We further analyzed the feature importance of the input financial variables, in order to identify the significant drivers which contribute to identifying the corporate defaults in the energy industry. The results show the top 10 most important features are: (1) other receivables, (2) sales expense, (3) long-term deferred, (4) non-operating income, (5) accounts receivable, (6) taxes, (7) prepaid accounts, (8) liabilities and owner’s equity, (9) capital reserves, and (10) cash flow generated from operating activities’ net amount. In practice, these financial variables in the company’s financial statements might be the key information for creditors to estimate the credit risk in the energy industry.
Moreover, we conducted sensitivity analysis to investigate how the different parameter settings in CT-XGBoost influence the prediction performance. The results show that the parameter in the cost-sensitive strategy, which represents the attention focused on the minority default companies, should be determined according to the actual ratio between the number of credit default and non-default companies. In addition, as the threshold value in the threshold method is set lower, type I accuracy decreases and type II accuracy increases. In practice, the threshold value represents the percentage of loan applications approved by creditors. According to their risk tolerance, the creditors can find the optimal threshold, which not only can control real losses caused by credit default but also the opportunity cost of rejecting too many loan applications.
In general, the novel model proposed in this study can efficiently estimate the credit risk of bank loans for energy companies, which is helpful for creditors who are making decisions. According to the results, this study proposes some recommendations: (1) As the crucial industry for economic development, energy companies should make the most of loan funds and avoid credit risk arising from cash flow problems. Meanwhile, energy companies should disclose more transparent information in timely manner, to help investors comprehensively understand the company’s operation and accurately assess the company’s credit risk. (2) In the credit loan market, the credit rating institutions should improve the credit rating system, which not only can efficiently assess the credit default probability but also can provide explainable reasons to ensure the reliability of the system. (3) The government and regulators should establish sound laws and regulations to promote a healthy development environment for the energy industry, including policy-based financial support, financial subsidies, fair credit law, etc.

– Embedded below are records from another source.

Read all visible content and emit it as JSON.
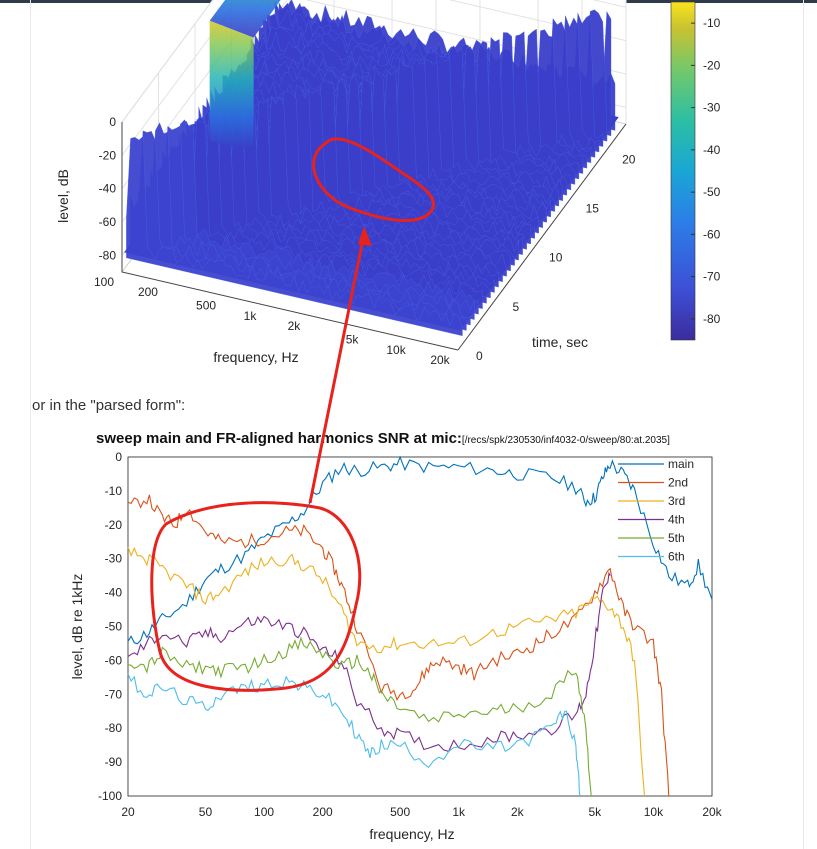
{
  "chart_data": [
    {
      "type": "surface",
      "xlabel": "frequency, Hz",
      "ylabel": "time, sec",
      "zlabel": "level, dB",
      "x_ticks": [
        "100",
        "200",
        "500",
        "1k",
        "2k",
        "5k",
        "10k",
        "20k"
      ],
      "y_ticks": [
        "0",
        "5",
        "10",
        "15",
        "20"
      ],
      "z_ticks": [
        "0",
        "-20",
        "-40",
        "-60",
        "-80"
      ],
      "xlim": [
        100,
        20000
      ],
      "ylim": [
        0,
        23
      ],
      "zlim": [
        -90,
        0
      ],
      "colorbar": {
        "ticks": [
          "-10",
          "-20",
          "-30",
          "-40",
          "-50",
          "-60",
          "-70",
          "-80"
        ],
        "range": [
          -85,
          -5
        ],
        "colors": [
          "#3b2c9c",
          "#3d4fd6",
          "#2c7ee8",
          "#1aa6d5",
          "#2cbfa3",
          "#74c86b",
          "#c7c231",
          "#f9e21c"
        ]
      },
      "annotation": "red circle around mid-band harmonic ridge, arrow to lower chart"
    },
    {
      "type": "line",
      "title": "sweep main and FR-aligned harmonics SNR at mic:",
      "subtitle": "[/recs/spk/230530/inf4032-0/sweep/80:at.2035]",
      "xlabel": "frequency, Hz",
      "ylabel": "level, dB re 1kHz",
      "x_scale": "log",
      "xlim": [
        20,
        20000
      ],
      "ylim": [
        -100,
        0
      ],
      "x_ticks": [
        20,
        50,
        100,
        200,
        500,
        1000,
        2000,
        5000,
        10000,
        20000
      ],
      "x_tick_labels": [
        "20",
        "50",
        "100",
        "200",
        "500",
        "1k",
        "2k",
        "5k",
        "10k",
        "20k"
      ],
      "y_ticks": [
        0,
        -10,
        -20,
        -30,
        -40,
        -50,
        -60,
        -70,
        -80,
        -90,
        -100
      ],
      "grid": true,
      "legend_position": "top-right",
      "series": [
        {
          "name": "main",
          "color": "#0072bd",
          "x": [
            20,
            25,
            30,
            40,
            50,
            60,
            80,
            100,
            130,
            160,
            200,
            250,
            300,
            400,
            500,
            700,
            1000,
            1500,
            2000,
            3000,
            4000,
            4500,
            5000,
            5500,
            6000,
            7000,
            8000,
            10000,
            12000,
            15000,
            17000,
            20000
          ],
          "y": [
            -55,
            -52,
            -48,
            -43,
            -36,
            -33,
            -29,
            -24,
            -20,
            -16,
            -8,
            -3,
            -4,
            -3,
            -2,
            -3,
            -3,
            -4,
            -5,
            -6,
            -9,
            -13,
            -12,
            -6,
            -2,
            -5,
            -10,
            -25,
            -35,
            -38,
            -32,
            -42
          ]
        },
        {
          "name": "2nd",
          "color": "#d95319",
          "x": [
            20,
            25,
            30,
            35,
            40,
            50,
            60,
            80,
            100,
            130,
            160,
            200,
            230,
            260,
            300,
            400,
            500,
            600,
            700,
            800,
            1000,
            1200,
            1500,
            2000,
            2500,
            3000,
            4000,
            5000,
            6000,
            7000,
            8000,
            10000,
            11000,
            12000
          ],
          "y": [
            -15,
            -12,
            -18,
            -20,
            -15,
            -22,
            -25,
            -25,
            -24,
            -22,
            -22,
            -27,
            -33,
            -40,
            -50,
            -68,
            -70,
            -68,
            -62,
            -60,
            -62,
            -64,
            -60,
            -58,
            -55,
            -52,
            -48,
            -40,
            -33,
            -45,
            -50,
            -55,
            -70,
            -100
          ]
        },
        {
          "name": "3rd",
          "color": "#edb120",
          "x": [
            20,
            25,
            30,
            40,
            50,
            60,
            80,
            100,
            130,
            160,
            200,
            250,
            300,
            400,
            500,
            700,
            1000,
            1500,
            2000,
            3000,
            4000,
            5000,
            6000,
            7000,
            8000,
            9000
          ],
          "y": [
            -28,
            -30,
            -33,
            -38,
            -42,
            -40,
            -34,
            -31,
            -30,
            -32,
            -36,
            -45,
            -55,
            -56,
            -55,
            -55,
            -55,
            -52,
            -50,
            -48,
            -46,
            -42,
            -44,
            -50,
            -60,
            -100
          ]
        },
        {
          "name": "4th",
          "color": "#7e2f8e",
          "x": [
            20,
            25,
            30,
            40,
            50,
            60,
            80,
            100,
            130,
            160,
            200,
            250,
            300,
            400,
            500,
            700,
            1000,
            1500,
            2000,
            3000,
            4000,
            4500,
            5000,
            5500,
            6000
          ],
          "y": [
            -60,
            -55,
            -52,
            -55,
            -52,
            -53,
            -49,
            -48,
            -50,
            -52,
            -57,
            -60,
            -72,
            -80,
            -82,
            -85,
            -85,
            -83,
            -82,
            -80,
            -76,
            -70,
            -55,
            -40,
            -35
          ]
        },
        {
          "name": "5th",
          "color": "#77ac30",
          "x": [
            20,
            25,
            30,
            40,
            50,
            60,
            80,
            100,
            130,
            160,
            200,
            250,
            300,
            350,
            400,
            500,
            700,
            1000,
            1500,
            2000,
            3000,
            4000,
            4500,
            4800
          ],
          "y": [
            -60,
            -62,
            -58,
            -62,
            -62,
            -63,
            -62,
            -60,
            -57,
            -55,
            -58,
            -62,
            -60,
            -64,
            -70,
            -74,
            -78,
            -76,
            -75,
            -74,
            -70,
            -62,
            -80,
            -100
          ]
        },
        {
          "name": "6th",
          "color": "#4dbeee",
          "x": [
            20,
            25,
            30,
            40,
            50,
            60,
            80,
            100,
            130,
            160,
            200,
            250,
            300,
            350,
            400,
            500,
            700,
            1000,
            1500,
            2000,
            3000,
            3500,
            4000,
            4200
          ],
          "y": [
            -65,
            -70,
            -68,
            -72,
            -74,
            -70,
            -68,
            -67,
            -66,
            -68,
            -70,
            -75,
            -82,
            -88,
            -85,
            -85,
            -90,
            -85,
            -86,
            -85,
            -80,
            -75,
            -85,
            -100
          ]
        }
      ]
    }
  ],
  "caption": "or in the \"parsed form\":"
}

Nonetheless, our research has several limitations which could promote future research. First, the class-imbalanced problem not only exists for credit default but also for financial fraud, as the fraudsters make up a minority of whole samples. Thus, it would be interesting to investigate whether our proposed model can help solve the class-imbalance problem in the default identification task. Second, in this paper, the information used to predict credit default is the financial variables of corporates, which is in a structured form. Future research can extend the horizons to investigate the default predicting ability of other unstructured information, such as news reports and meeting audio.